Pagi ini, kelas terlihat lengang. Tumben, batin Diwa. Biasanya jam segini teman-temannya sudah pada ngumpul di kelas, menunggu bel masuk berbunyi. Diwa langsung menuju mejanya. Ia memasukkan tasnya ke dalam laci. Tapi tunggu dulu, kenapa tasnya sulit masuk? Hanya setengahnya saja yang masuk ke dalam laci. Diwa mendorong-dorong tasnya. Tapi tetap saja sulit. Dengan kesal Diwa menarik tas dan merogoh laci dengan tangannya. Hmm, ternyata ada sebuah benda yang mengganjal di ujung laci. Diwa merenggutnya. Begitu benda itu terbawa keluar laci, Diwa kontan terkesima. Sepasang matanya membesar, sementara mulutnya ternganga. Sebuah kotak berbalut kertas kado cantik berada di tangannya. Diwa mengamati permukaan kotak. Ia menemukan sebuah tulisan di sana. Untuk Diwa. Hah, untuknya?! Si pengirim hanya memberi identitas, Dari Teman-temanmu.

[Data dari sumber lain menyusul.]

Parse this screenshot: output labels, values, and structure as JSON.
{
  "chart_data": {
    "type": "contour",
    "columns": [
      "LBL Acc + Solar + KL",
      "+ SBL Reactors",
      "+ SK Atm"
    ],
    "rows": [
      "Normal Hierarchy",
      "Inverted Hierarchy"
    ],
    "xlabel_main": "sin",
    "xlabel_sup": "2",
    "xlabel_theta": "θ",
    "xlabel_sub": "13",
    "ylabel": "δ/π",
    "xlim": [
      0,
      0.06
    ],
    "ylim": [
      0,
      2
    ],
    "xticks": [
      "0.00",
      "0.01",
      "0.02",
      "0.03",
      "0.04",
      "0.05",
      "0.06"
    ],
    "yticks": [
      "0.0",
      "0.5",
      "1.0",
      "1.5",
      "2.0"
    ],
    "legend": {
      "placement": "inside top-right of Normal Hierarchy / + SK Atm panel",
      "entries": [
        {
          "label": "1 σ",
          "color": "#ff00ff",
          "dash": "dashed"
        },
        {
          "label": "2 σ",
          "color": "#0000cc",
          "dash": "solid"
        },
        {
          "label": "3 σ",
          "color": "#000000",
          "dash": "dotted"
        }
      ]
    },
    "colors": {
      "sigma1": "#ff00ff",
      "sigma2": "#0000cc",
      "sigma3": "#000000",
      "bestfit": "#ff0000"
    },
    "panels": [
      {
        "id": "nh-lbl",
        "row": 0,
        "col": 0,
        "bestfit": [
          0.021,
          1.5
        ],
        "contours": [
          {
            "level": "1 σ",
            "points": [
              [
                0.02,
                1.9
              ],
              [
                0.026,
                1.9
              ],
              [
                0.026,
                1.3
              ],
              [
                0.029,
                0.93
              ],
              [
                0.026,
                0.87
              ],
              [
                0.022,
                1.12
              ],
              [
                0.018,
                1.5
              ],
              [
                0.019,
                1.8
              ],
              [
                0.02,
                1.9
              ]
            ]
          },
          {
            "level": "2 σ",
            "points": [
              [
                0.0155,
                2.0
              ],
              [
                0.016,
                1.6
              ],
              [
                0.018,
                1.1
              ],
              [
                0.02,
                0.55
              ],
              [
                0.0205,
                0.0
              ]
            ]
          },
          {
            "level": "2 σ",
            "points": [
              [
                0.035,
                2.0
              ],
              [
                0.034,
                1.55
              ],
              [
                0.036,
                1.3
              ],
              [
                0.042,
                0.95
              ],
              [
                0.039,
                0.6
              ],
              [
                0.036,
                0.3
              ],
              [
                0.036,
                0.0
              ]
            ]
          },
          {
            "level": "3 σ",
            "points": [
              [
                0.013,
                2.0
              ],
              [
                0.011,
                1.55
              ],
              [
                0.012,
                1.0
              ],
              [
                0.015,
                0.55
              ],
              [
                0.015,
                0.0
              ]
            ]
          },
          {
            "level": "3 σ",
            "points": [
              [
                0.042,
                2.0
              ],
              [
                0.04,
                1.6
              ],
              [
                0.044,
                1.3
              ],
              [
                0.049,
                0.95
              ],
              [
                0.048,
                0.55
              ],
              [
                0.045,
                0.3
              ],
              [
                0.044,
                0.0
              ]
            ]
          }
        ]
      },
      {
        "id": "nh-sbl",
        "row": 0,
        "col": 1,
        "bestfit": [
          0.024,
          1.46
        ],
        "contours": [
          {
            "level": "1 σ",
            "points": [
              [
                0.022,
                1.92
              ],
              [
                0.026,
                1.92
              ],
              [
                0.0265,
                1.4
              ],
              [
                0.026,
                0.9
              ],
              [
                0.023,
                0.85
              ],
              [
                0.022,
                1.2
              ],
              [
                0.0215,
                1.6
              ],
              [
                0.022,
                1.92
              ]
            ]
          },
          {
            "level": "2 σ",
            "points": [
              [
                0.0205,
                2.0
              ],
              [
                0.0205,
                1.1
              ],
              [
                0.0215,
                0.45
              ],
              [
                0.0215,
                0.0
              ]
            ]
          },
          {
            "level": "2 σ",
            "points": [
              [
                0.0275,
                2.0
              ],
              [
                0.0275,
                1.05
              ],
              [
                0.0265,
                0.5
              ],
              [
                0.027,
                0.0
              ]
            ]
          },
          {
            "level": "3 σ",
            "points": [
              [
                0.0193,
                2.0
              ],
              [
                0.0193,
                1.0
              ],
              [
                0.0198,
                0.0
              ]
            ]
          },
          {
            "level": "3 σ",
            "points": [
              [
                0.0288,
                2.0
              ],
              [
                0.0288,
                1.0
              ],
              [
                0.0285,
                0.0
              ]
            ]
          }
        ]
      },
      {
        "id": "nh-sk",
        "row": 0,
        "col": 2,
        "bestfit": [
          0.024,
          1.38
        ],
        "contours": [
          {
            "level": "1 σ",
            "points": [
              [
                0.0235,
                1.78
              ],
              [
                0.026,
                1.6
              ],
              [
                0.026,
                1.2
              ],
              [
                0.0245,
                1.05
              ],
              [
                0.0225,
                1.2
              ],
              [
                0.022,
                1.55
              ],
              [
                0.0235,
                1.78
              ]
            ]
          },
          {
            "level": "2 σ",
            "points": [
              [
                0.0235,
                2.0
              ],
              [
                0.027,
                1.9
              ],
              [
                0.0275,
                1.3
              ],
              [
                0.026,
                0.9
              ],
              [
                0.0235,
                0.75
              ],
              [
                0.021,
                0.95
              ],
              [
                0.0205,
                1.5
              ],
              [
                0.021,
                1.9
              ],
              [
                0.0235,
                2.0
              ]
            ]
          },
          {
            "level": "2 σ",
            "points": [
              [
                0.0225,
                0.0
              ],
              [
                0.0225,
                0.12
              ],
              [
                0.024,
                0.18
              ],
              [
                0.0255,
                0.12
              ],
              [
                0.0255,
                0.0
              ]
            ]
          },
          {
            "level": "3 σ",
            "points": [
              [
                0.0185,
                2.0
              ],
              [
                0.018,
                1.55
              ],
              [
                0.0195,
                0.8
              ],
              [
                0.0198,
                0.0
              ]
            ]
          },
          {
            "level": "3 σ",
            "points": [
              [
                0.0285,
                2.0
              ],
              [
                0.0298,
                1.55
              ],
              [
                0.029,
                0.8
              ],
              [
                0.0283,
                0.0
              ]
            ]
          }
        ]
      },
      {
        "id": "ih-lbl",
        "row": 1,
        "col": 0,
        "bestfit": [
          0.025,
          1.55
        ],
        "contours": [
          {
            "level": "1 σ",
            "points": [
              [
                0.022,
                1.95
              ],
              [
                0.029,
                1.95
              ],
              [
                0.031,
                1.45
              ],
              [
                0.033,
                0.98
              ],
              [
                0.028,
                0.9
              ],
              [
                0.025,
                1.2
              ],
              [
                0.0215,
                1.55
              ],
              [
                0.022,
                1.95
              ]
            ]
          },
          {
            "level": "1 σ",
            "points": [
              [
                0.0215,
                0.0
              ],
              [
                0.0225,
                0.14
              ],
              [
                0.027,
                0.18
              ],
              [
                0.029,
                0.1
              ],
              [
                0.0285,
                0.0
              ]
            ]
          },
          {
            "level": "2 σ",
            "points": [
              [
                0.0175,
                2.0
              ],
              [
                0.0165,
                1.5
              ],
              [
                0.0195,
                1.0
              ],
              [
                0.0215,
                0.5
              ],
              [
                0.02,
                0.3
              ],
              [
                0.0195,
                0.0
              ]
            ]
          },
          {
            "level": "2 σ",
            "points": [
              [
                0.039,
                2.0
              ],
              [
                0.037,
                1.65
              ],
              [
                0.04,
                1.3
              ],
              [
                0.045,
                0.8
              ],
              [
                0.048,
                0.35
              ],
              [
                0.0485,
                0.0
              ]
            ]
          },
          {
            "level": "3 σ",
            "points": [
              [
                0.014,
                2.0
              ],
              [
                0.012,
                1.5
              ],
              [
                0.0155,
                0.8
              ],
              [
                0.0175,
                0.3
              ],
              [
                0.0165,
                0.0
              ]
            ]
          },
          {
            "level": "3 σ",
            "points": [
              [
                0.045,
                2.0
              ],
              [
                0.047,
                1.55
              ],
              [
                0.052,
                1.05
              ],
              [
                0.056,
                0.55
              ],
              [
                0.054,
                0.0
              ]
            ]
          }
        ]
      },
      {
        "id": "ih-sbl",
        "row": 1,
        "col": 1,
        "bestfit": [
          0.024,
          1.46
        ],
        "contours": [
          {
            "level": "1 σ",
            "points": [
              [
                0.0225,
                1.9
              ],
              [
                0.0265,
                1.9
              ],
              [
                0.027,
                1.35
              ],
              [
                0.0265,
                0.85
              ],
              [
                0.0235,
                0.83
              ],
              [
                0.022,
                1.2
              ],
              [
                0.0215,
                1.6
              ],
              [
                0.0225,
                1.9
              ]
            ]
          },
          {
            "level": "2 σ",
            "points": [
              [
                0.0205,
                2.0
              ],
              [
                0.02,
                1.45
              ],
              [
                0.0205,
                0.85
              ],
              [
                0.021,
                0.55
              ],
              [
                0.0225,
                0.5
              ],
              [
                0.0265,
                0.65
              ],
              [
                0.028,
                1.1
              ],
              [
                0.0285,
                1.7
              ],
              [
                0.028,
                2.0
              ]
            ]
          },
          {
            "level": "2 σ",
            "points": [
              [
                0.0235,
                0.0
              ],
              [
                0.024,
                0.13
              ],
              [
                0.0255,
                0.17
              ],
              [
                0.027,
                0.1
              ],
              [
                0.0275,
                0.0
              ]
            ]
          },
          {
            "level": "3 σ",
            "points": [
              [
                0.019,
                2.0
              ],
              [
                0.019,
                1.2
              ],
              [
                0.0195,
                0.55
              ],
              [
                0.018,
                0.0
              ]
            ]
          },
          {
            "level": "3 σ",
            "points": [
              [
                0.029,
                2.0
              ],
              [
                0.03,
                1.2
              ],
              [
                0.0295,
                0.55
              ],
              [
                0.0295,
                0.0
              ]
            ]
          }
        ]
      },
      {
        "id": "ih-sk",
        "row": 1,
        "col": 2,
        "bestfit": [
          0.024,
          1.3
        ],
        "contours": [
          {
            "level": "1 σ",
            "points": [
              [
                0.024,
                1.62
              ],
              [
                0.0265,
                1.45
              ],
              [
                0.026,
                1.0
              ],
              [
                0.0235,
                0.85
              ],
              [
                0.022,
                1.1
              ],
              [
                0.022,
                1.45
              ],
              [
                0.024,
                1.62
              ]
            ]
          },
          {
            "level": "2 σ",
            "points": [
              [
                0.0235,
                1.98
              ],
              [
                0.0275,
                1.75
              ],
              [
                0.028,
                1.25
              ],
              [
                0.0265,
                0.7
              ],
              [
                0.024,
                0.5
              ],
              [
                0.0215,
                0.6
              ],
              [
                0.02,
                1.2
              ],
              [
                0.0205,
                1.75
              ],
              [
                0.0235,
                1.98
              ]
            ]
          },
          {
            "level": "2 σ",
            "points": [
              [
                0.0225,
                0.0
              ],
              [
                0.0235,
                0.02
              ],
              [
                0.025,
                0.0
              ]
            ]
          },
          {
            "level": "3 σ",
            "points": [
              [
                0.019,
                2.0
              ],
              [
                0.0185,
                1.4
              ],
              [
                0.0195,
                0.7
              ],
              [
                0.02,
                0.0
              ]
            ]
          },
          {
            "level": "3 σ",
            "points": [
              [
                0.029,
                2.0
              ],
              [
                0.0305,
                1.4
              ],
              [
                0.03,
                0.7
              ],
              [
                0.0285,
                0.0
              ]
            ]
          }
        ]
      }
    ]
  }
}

Dengan rasa penasaran yang sangat besar, Diwa mulai membuka bungkusan kado. Begitu kotak terbuka, wajah Diwa berubah. Matanya berbinar indah, senyumnya merekah dan wajahnya manis sekali. Bagaimana tidak, di dalam kotak terdapat beraneka alat-alat tulis yang sangat cantik. Pensil, penggaris, peraut, penghapus dan sebagainya. Semuanya memiliki gambar, bentuk dan warna yang indah. Pastinya itu adalah barang-barang mahal yang tak mungkin bisa dibelikan ayah dan ibunya, karena mereka bukanlah orang berada. Tapi, siapa yang memberikan semua ini? Diwa celingukan. Tak seorang pun temannya ada di dalam kelas.
"Selamat pagiii, Diwaaa?!!" Sebuah koor seruan menyeruak kesunyian. Diwa tersentak. Tak berapa lama, teman-temannya berhamburan memasuki kelas. Mereka mengerubungi Diwa yang kebingungan.
"Kaliankah yang memberikan semua ini?" Tanya Diwa dengan suara gemetar, menahan haru. Bukankah mereka yang barang-barangnya selalu ia pinjam tanpa dikembalikan?"Mengapa kalian melakukannya? Bukankah selama ini aku selalu jahat sama kalian?"
Alina tersenyum. Diraihnya telapak tangan Diwa dan menepuknya perlahan.
"Diwa, kamu itu teman kami. Kami mengerti mungkin sikapmu selama ini hanya karena kamu tak bisa memiliki barang-barang bagus seperti yang kami miliki. Makanya kami memberikan ini untukmu. Lain kali, kalau memang ingin meminjam barang kami, boleh saja. Tapi tidak boleh memaksa dan harus mengembalikannya lagi kalau sudah selesai. Bukankah begitu lebih manis?" Diwa tertunduk. Airmatanya berlinang. Ia menyesali kesalahannya.
"Maafkan aku, Teman-teman." Sahutnya dengan suara parau.
"Kami sudah memaafkanmu. Jangan cemas, kita tetap berteman kok." Arinda merengkuh bahu Diwa.
"Sudah, jangan menangis. Dapat kado, kok malah menangis. Jelek, tahu?" Ledek Jihan yang disambut koor tawa seisi kelas. Termasuk senyum malu-malu Diwa.